Sí, siempre hacia casa, siempre queremos ir hacia casa, queremos llegar a casa, estar por fin en casa. Eso es lo que dicen los rostros y los labios en los aeropuertos de medio mundo. Es una constante también en la literatura. Laurence Sterne en su Viaje sentimental habla de los viajeros ociosos, los curiosos, los mentirosos, los orgullosos, los presuntuosos, los melancólicos, los forzados, los inocentes y los desgraciados, y también de los simples viajeros. Todos ellos quieren volver a casa. La pista de la velocidad, que creíamos dominar, permanece ahora detenida en el aire, entre la Nube y los aviones, y las peripecias que nos cuentan estos viajeros del XXl parecen volver por un momento a los avatares del XVlll, cuando Felipe V realiza el primer viaje del primer año del siglo: partió el rey de la raya de Francia el 30 de diciembre de 1700 a las once de la mañana, saliendo del viejo alcázar de los Austrias, para llegar en diecisiete jornadas a Irún, antes del 20 de enero de 1701. Cada jornada era de duración desigual, de cuatro a siete leguas ( a poco más de cinco kilómetros y medio la legua), según los accidentes del camino y también la distribución de las casas, torres o palacios donde poder hacer noche. Las jornadas eran de entre 25 y 40 kilómetros, y la velocidad nunca excedía de los 10 kilómetros a la hora.

Llegar a casa, estar por fin en casa. Pero a veces ocurre – como está pasando estos días en el mundo – que «el viajero – como dice Cees Noteboomsiente «las corrientes de aire que se filtran por las fisuras del edificio causal». Y Claudio Magris en El infinito viajar (Anagrama) comenta estas palabras como si glosara lo que estos días sucede en muchos países: » la realidad, tan a  menudo impenetrable, de pronto cede, se cuartea. Lo real se revela probabilista, indeterminista, sujeto a repentinos colapsos cuánticos que hacen desaparecer algunos de sus elementos, engullidos, absorbidos en vórtices del espacio- tiempo, remolinos de la mortalidad de todas las cosas, pero también del imprevisible brote de nueva vida».

El viaje siempre ha acompañado a la literatura y la literatura al viaje. A veces atravesar el agua de los viajes, la edad de los viajes, ha surcado de arrugas los recorridos y el viajero ha llegado al borde de su término exhausto y casi dolorido de cuantos recuerdos ha vivido. John Cheever lo describió magníficamente en su extraordinario cuento, El Nadador– luego llevado al cine .-Neddy Merrill atraviesa las piscinas en su intento de llegar a casa, de estar por fin en casa. «Ned se tiró al agua e hizo un largo, pero cuando intentó alzarse hasta el borde para salir de la piscina, descubrió que sus brazos y sus hombros no tenían fuerza: llegó como pudo a la escalerilla y salió del agua.

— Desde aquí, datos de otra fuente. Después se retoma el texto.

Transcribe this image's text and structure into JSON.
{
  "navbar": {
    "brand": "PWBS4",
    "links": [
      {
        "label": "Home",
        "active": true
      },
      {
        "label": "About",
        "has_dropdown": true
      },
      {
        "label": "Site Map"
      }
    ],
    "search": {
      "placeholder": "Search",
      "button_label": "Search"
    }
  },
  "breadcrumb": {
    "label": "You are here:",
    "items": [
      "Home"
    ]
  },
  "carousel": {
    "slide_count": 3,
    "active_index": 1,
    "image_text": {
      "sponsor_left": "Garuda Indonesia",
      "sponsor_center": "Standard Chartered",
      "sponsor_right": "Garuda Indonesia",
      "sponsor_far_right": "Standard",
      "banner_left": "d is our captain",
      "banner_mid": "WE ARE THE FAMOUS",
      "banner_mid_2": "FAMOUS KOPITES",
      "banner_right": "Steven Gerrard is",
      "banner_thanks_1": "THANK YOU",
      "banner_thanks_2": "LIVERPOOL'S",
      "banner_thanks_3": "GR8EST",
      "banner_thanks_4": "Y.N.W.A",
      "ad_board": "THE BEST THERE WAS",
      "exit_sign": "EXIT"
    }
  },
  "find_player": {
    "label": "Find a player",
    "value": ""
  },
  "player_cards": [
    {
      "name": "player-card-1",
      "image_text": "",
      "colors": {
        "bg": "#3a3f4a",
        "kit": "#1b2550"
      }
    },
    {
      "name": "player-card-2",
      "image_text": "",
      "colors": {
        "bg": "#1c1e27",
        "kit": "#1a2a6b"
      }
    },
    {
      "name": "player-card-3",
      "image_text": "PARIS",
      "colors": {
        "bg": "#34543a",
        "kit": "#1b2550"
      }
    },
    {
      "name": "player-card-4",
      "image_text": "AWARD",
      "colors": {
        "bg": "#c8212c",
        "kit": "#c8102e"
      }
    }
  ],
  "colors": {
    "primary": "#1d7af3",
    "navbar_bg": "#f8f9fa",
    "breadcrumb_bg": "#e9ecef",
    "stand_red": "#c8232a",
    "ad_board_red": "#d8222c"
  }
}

Al mirar por encima del hombro vio un hombre joven en los vestuarios iluminados. Al cruzar el césped – ya se había hecho completamente de noche – le llegó un aroma de crisantemos o de caléndulas, decididamente otoñal y tan intenso como el olor a gasolina. Levantó la cabeza y comprobó que habían salido las estrellas, pero ¿por qué tenía la impresión de ver Andrómeda, Cefeo y Casiopea? ¿Qué se habían hecho de las constelaciones de pleno verano? Ned se echó a llorar».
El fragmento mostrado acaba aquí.